More importantly, you have to value the work that you do before you can expect anyone else to value it.
If you don’t factor in labor when you price your items, your prices will be too low. Contrary to popular opinion, low prices do not net long term sales, not in the hand made world. Price your work cheaply, & people will assume that it’s cheap in quality, too.
There are a ton of pricing calculators out there, so I’m not holding your hand through that process. Just make sure at the end of the day, your work is working for you.
Be grateful
Here it is folks, the end game, benchmark, if-you-listen-to-nothing-else-I’ve-said-for-god’s-sake-listen-to-this moment.
Say thank you. Say it A LOT. Thank your customers. Thank your suppliers. Thank your connections.
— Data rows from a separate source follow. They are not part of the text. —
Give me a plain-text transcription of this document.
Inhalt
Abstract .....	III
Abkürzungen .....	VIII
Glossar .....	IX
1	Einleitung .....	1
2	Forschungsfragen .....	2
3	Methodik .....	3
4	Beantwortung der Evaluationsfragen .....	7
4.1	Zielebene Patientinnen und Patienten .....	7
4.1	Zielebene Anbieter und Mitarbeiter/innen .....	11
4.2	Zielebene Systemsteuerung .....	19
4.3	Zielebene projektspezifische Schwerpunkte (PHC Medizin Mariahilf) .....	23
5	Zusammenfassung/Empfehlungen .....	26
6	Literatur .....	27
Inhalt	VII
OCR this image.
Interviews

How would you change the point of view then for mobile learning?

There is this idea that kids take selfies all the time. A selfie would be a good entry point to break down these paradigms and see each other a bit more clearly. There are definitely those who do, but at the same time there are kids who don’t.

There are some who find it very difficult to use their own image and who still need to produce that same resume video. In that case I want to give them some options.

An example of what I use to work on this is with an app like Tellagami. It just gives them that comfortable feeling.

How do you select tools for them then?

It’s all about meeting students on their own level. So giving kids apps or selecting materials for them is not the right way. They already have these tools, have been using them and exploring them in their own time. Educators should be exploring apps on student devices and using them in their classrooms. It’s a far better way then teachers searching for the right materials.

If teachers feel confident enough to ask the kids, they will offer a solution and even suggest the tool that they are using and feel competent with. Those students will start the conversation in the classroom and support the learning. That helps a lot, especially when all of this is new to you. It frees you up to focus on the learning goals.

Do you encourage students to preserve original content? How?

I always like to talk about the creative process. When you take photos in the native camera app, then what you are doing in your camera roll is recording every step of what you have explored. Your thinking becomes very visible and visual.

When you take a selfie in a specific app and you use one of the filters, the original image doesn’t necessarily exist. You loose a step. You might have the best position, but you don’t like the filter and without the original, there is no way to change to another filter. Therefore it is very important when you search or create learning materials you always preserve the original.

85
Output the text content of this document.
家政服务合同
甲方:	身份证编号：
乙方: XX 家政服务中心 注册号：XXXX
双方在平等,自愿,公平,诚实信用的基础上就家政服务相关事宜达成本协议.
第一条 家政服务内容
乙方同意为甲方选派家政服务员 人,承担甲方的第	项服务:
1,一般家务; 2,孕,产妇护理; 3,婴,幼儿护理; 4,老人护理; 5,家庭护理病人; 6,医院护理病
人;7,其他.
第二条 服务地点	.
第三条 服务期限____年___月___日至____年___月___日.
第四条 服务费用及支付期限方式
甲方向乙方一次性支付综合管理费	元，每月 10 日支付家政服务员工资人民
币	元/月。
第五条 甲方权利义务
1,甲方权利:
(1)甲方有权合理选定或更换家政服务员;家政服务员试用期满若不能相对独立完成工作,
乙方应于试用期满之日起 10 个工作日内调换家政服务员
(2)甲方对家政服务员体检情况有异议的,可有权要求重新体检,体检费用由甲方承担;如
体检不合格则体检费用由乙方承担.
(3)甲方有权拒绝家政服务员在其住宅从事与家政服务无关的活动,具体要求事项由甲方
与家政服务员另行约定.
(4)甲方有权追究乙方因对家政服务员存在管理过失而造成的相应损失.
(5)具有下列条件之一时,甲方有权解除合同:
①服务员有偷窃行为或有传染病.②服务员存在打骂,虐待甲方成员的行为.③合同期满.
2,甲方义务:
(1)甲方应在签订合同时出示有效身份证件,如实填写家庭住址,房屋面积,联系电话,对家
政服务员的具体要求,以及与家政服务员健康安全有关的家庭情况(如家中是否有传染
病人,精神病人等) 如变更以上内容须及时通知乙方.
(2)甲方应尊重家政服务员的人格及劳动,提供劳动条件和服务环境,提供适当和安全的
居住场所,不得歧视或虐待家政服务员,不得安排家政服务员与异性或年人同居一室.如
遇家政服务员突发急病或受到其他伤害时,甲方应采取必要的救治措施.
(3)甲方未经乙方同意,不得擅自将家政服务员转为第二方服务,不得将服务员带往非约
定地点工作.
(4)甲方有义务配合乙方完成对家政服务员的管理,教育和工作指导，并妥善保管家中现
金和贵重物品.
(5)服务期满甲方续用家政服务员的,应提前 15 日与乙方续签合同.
Thank your detractors.
And then thank your customers again.
Never let your customers think for one hot minute that you take their support for granted.
Invite them into your work space; host open houses, post in-process pictures, share disaster stories, let them see you doing what you do best.
Give them something; get super pretty business cards to put in each order, make a coupon code just for returning customers, send freebies, make a behind-the-scenes video.
Let them know you’re listening; answer emails & convos, send a hand-written note, maintain an active Facebook page/Twitter/Instagram that lets your customers talk to you in public.
Our customers are why we get to do what we do all day; without them, we’d be stuck in uninspiring day jobs, getting flack & making money for other people. Our customers set us free. Never forget that.
***
So yeah, you probably thought this was going to be a post all about getting found in Etsy searches & how to tag your products… Whoops.